Może to ten poranek, dzień, wieczór, ta noc, w której jest Ci ciężej
niż zwykle...
Może nagle się wszystko posypało, zdrowie szwankuje, może ktoś
kochany właśnie odszedł, a może ten, kogo wyczekujesz, milczy...
A może po prostu czujesz do siebie niechęć, ze względu na przeszłość
i nie potrafisz siebie pokochać. Może czujesz też niechęć do całego
świata, wszystko Cię drażni, denerwuje...

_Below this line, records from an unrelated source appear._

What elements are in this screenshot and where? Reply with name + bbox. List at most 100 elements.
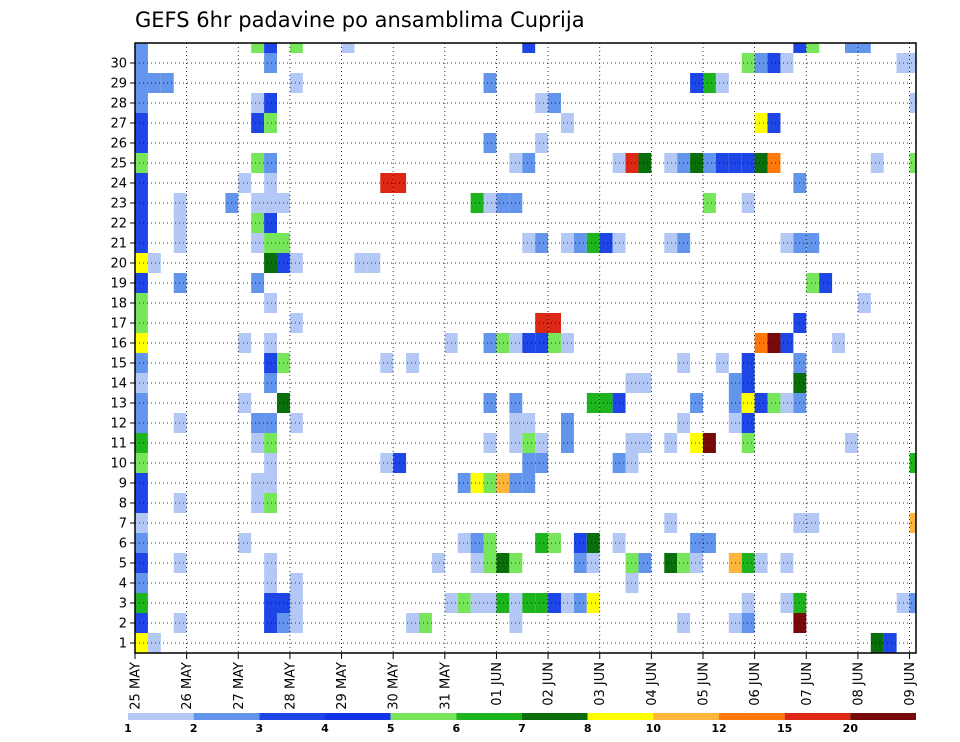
heatmap-cell bbox=[135, 353, 148, 373]
heatmap-cell bbox=[264, 573, 277, 593]
heatmap-cell bbox=[535, 233, 549, 253]
heatmap-cell bbox=[264, 353, 277, 373]
heatmap-cell bbox=[806, 43, 820, 53]
heatmap-cell bbox=[470, 553, 484, 573]
heatmap-cell bbox=[857, 293, 871, 313]
y-tick-label: 15 bbox=[110, 357, 127, 372]
heatmap-cell bbox=[483, 73, 497, 93]
heatmap-cell bbox=[754, 113, 768, 133]
heatmap-cell bbox=[289, 73, 303, 93]
y-tick-label: 1 bbox=[119, 637, 127, 652]
heatmap-cell bbox=[289, 413, 303, 433]
heatmap-cell bbox=[741, 553, 755, 573]
heatmap-cell bbox=[703, 73, 716, 93]
heatmap-cell bbox=[690, 553, 703, 573]
heatmap-cell bbox=[767, 333, 781, 353]
heatmap-cell bbox=[548, 533, 561, 553]
grid-lines bbox=[135, 43, 916, 653]
colorbar-swatch bbox=[456, 713, 522, 720]
heatmap-cell bbox=[135, 213, 148, 233]
y-tick-label: 12 bbox=[110, 417, 127, 432]
heatmap-cell bbox=[664, 433, 678, 453]
heatmap-cell bbox=[715, 353, 729, 373]
heatmap-cell bbox=[573, 553, 587, 573]
heatmap-cell bbox=[341, 43, 355, 53]
heatmap-cell bbox=[483, 593, 497, 613]
y-tick-label: 8 bbox=[119, 497, 127, 512]
heatmap-cell bbox=[548, 593, 561, 613]
heatmap-cell bbox=[535, 433, 549, 453]
heatmap-cell bbox=[380, 353, 394, 373]
heatmap-cell bbox=[173, 273, 187, 293]
y-tick-label: 17 bbox=[110, 317, 127, 332]
colorbar-label: 3 bbox=[256, 722, 264, 735]
y-tick-label: 18 bbox=[110, 297, 127, 312]
heatmap-cell bbox=[703, 193, 716, 213]
heatmap-cell bbox=[264, 153, 277, 173]
heatmap-cell bbox=[264, 473, 277, 493]
colorbar-label: 2 bbox=[190, 722, 198, 735]
heatmap-cell bbox=[251, 493, 265, 513]
heatmap-cell bbox=[586, 233, 600, 253]
heatmap-cell bbox=[264, 213, 277, 233]
heatmap-cell bbox=[354, 253, 368, 273]
heatmap-cell bbox=[535, 133, 549, 153]
y-tick-label: 23 bbox=[110, 197, 127, 212]
heatmap-cell bbox=[690, 73, 703, 93]
colorbar-swatch bbox=[128, 713, 194, 720]
heatmap-cell bbox=[251, 413, 265, 433]
heatmap-cell bbox=[238, 173, 252, 193]
y-tick-label: 24 bbox=[110, 177, 127, 192]
heatmap-cell bbox=[806, 513, 820, 533]
heatmap-cells bbox=[135, 43, 916, 653]
colorbar-label: 5 bbox=[387, 722, 395, 735]
heatmap-cell bbox=[754, 553, 768, 573]
x-tick-label: 26 MAY bbox=[180, 662, 195, 710]
x-tick-label: 28 MAY bbox=[283, 662, 298, 710]
heatmap-cell bbox=[264, 113, 277, 133]
heatmap-cell bbox=[135, 493, 148, 513]
chart-title: GEFS 6hr padavine po ansamblima Cuprija bbox=[135, 8, 585, 32]
y-tick-label: 25 bbox=[110, 157, 127, 172]
heatmap-cell bbox=[289, 613, 303, 633]
heatmap-cell bbox=[522, 453, 536, 473]
heatmap-cell bbox=[264, 493, 277, 513]
y-tick-label: 13 bbox=[110, 397, 127, 412]
colorbar-swatch bbox=[653, 713, 719, 720]
heatmap-cell bbox=[754, 333, 768, 353]
heatmap-cell bbox=[173, 553, 187, 573]
heatmap-cell bbox=[832, 333, 845, 353]
heatmap-cell bbox=[251, 273, 265, 293]
y-tick-label: 4 bbox=[119, 577, 127, 592]
heatmap-cell bbox=[664, 233, 678, 253]
heatmap-cell bbox=[496, 553, 510, 573]
heatmap-cell bbox=[909, 53, 916, 73]
heatmap-cell bbox=[690, 393, 703, 413]
colorbar-label: 4 bbox=[321, 722, 329, 735]
heatmap-cell bbox=[741, 353, 755, 373]
heatmap-cell bbox=[870, 633, 884, 653]
colorbar-label: 12 bbox=[711, 722, 726, 735]
y-tick-label: 6 bbox=[119, 537, 127, 552]
heatmap-cell bbox=[586, 553, 600, 573]
heatmap-cell bbox=[135, 73, 148, 93]
heatmap-cell bbox=[703, 533, 716, 553]
heatmap-cell bbox=[289, 313, 303, 333]
heatmap-cell bbox=[741, 413, 755, 433]
heatmap-cell bbox=[264, 53, 277, 73]
heatmap-cell bbox=[909, 93, 916, 113]
heatmap-cell bbox=[638, 553, 652, 573]
colorbar: 1 2 3 4 5 6 7 8 10 12 15 20 bbox=[124, 713, 916, 735]
heatmap-cell bbox=[870, 153, 884, 173]
heatmap-cell bbox=[135, 433, 148, 453]
heatmap-cell bbox=[135, 133, 148, 153]
heatmap-cell bbox=[135, 53, 148, 73]
heatmap-cell bbox=[457, 473, 471, 493]
heatmap-cell bbox=[638, 373, 652, 393]
heatmap-cell bbox=[857, 43, 871, 53]
heatmap-cell bbox=[548, 93, 561, 113]
heatmap-cell bbox=[535, 313, 549, 333]
heatmap-cell bbox=[522, 413, 536, 433]
heatmap-cell bbox=[135, 513, 148, 533]
heatmap-cell bbox=[535, 453, 549, 473]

Bywają dni, że po ludzku odechciewa się żyć... Nic się nie układa i
bolą nawet włosy i paznokcie. Pomyśl wtedy
o Chrystusie. Oczyma wyobraźni wpatruj się w Jego rany. On w
Ewangelii mówi do Ciebie: „Weź moje jarzmo na
siebie i ucz się ode Mnie, bo jestem cichy i pokorny sercem, a
znajdziesz ukojenie dla swojej duszy. Albowiem jarzmo moje jest
słodkie, a moje brzmię lekkie”.
Wspomnij, że nie tylko Tobie jest źle, ba, byli i są ludzie, którzy
mają znacznie gorszy los. Wspomnij tych, którzy
służyli i nieśli swe jarzmo do końca, odchodząc bestialsko
mordowani, poddawani torturom i eksperymentom,
jak np. podczas II wojny światowej.
Pomyśl o tych, którzy teraz konają, będąc być może odizolowani od
najbliższych, ze względu na epidemię.
Miej też na względzie ten ocean bez dna ludzkich dramatów, kryjących
się w czterech ścianach większości domów świata... Pomyśl o
ludziach, którzy umierają z braku jedzenia, wody i podstawowych
środków do życia...
Bo widzisz, każdy człowiek ma swój Wielki Piątek. Ale Wielki Piątek
się skończy, przyjdzie Wielka Sobota i triumf Wielkiej Niedzieli!
Tymczasem, jedni drugich brzemiona nośmy. Ja pomodlę się za Ciebie,
Ty za mnie, ktoś za kogoś. I w ten sposób, z miłości bliźniego
będziemy czerpać siłę, dojdziemy do celu, gdzie każdy z nas
odetchnie z ulgą. Będzie dobrze! Będzie Wielka Niedziela!